La coalition de droite a gagné 112 sièges sur 167. Elle dispose de la majorité qualifiée des deux tiers qui lui permet d’engager des réformes constitutionnelles. La chambre peut mener une guérilla très efficace dans un régime de type présidentialiste. Le gouvernement ne dépend pas de l’Assemblée mais celle-ci vote le budget et les lois fiscales et contrôle les dépenses de l’État. Ses pouvoirs sont très étendus, et on peut facilement se trouver dans une situation d’ingouvernabilité. Reste à savoir si la droite qui arrive sera agressive et revancharde. C’est une coalition qui va des socio-libéraux à la droite dure. Elle a construit son unité sur l’antichavisme. Quelles solutions proposent-elles à la pénurie de biens de nécessité dans tout le pays ? Maintiendrat-elle les programmes sociaux ? Et que vont faire les chavistes ? Le gouvernement et le président Maduro ont déclaré que, dans le cadre des pouvoirs que leur confère la Constitution, ils défendraient bec et ongles les lois sociales. On est donc a priori dans un schéma de confrontation, dans un pays très polarisé. Pour autant, le chavisme est une réalité sociologique forte, très bien implantée, qui rassemble un socle de 35 à 40 % de la population et qui est très organisée dans un maillage territorial et communautaire.

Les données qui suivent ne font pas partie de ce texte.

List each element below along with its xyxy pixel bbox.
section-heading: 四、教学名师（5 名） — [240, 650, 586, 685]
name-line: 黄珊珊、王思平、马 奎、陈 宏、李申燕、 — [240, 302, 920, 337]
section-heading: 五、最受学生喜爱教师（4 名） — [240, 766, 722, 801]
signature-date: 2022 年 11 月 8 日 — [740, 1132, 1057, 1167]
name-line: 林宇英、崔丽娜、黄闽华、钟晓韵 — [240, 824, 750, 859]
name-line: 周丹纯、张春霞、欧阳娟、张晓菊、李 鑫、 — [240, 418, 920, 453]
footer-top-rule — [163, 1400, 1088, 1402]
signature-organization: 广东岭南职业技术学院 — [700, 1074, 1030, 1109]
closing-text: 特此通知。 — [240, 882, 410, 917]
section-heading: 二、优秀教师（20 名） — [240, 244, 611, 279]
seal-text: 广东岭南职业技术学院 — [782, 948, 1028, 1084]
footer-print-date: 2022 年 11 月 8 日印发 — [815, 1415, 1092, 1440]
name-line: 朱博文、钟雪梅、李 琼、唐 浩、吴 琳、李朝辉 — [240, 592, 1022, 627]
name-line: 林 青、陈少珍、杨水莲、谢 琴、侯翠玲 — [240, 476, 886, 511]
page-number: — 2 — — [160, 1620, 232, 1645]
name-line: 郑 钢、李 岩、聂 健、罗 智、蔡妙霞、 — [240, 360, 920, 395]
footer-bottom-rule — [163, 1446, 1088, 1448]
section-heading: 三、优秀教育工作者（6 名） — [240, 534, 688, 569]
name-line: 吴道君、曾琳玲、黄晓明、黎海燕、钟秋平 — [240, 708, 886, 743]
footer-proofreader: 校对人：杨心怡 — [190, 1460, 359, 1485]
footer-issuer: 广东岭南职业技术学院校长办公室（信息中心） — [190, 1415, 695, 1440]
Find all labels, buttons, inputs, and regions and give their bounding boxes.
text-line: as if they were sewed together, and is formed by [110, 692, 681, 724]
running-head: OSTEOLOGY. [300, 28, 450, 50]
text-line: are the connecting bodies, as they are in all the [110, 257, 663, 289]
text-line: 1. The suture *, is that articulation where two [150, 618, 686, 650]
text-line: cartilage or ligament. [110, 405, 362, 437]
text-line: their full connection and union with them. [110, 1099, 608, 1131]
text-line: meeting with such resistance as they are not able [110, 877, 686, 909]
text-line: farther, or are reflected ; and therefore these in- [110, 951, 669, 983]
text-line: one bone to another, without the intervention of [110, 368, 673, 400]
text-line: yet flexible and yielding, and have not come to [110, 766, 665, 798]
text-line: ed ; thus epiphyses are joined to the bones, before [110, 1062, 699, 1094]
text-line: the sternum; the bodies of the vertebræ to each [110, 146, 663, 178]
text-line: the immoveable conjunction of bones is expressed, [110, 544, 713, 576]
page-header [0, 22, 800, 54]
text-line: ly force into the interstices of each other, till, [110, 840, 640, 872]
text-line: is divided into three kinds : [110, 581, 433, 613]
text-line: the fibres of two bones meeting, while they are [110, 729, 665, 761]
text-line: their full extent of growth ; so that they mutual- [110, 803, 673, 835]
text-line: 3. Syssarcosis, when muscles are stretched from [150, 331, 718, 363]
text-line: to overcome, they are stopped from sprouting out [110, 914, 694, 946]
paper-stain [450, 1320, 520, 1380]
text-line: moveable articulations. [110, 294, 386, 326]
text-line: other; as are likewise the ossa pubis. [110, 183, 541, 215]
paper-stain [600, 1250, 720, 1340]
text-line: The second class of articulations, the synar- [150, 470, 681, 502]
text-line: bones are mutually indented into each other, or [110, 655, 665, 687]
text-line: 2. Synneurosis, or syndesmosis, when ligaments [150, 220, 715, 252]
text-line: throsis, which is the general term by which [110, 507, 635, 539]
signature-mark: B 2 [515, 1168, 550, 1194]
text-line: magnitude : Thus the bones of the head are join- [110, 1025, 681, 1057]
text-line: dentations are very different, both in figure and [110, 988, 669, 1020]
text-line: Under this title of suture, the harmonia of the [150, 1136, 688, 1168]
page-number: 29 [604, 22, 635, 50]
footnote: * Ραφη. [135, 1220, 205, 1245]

L’évolution du rapport des forces est incertain.

Est-ce qu’on assiste à un reflux de la gauche en Amérique latine ? Il y a d’abord eu l’Argentine ; maintenant, le Venezuela ; au Brésil, la situation de Dilma Rousseff est fragile.
Il y a incontestablement un reflux de l’hégémonie des forces de gauche en Amérique latine ; mais, d’une part, chaque pays est dans une situation différente et d’autre part, on ne peut pas parler d’effondrement. La droite n’est pas plébiscitée. Au Brésil, par exemple, on est plutôt face à un pourrissement du système politique qui n’épargne personne. L’Argentine, elle, est en situation de cohabitation (mais inverse par rapport au Venezuela ; le président est de droite, le parlement kirchnériste). Ce qui est remarquable, c’est la vivacité démocratique de ces pays. Les élections se tiennent d’une façon exemplaire. Au Venezuela, la participation est de 75 %. On est loin du temps des dictatures. Dans cette partie du monde, même si la vie politique est très polarisée, il y a une stabilité démocratique effective.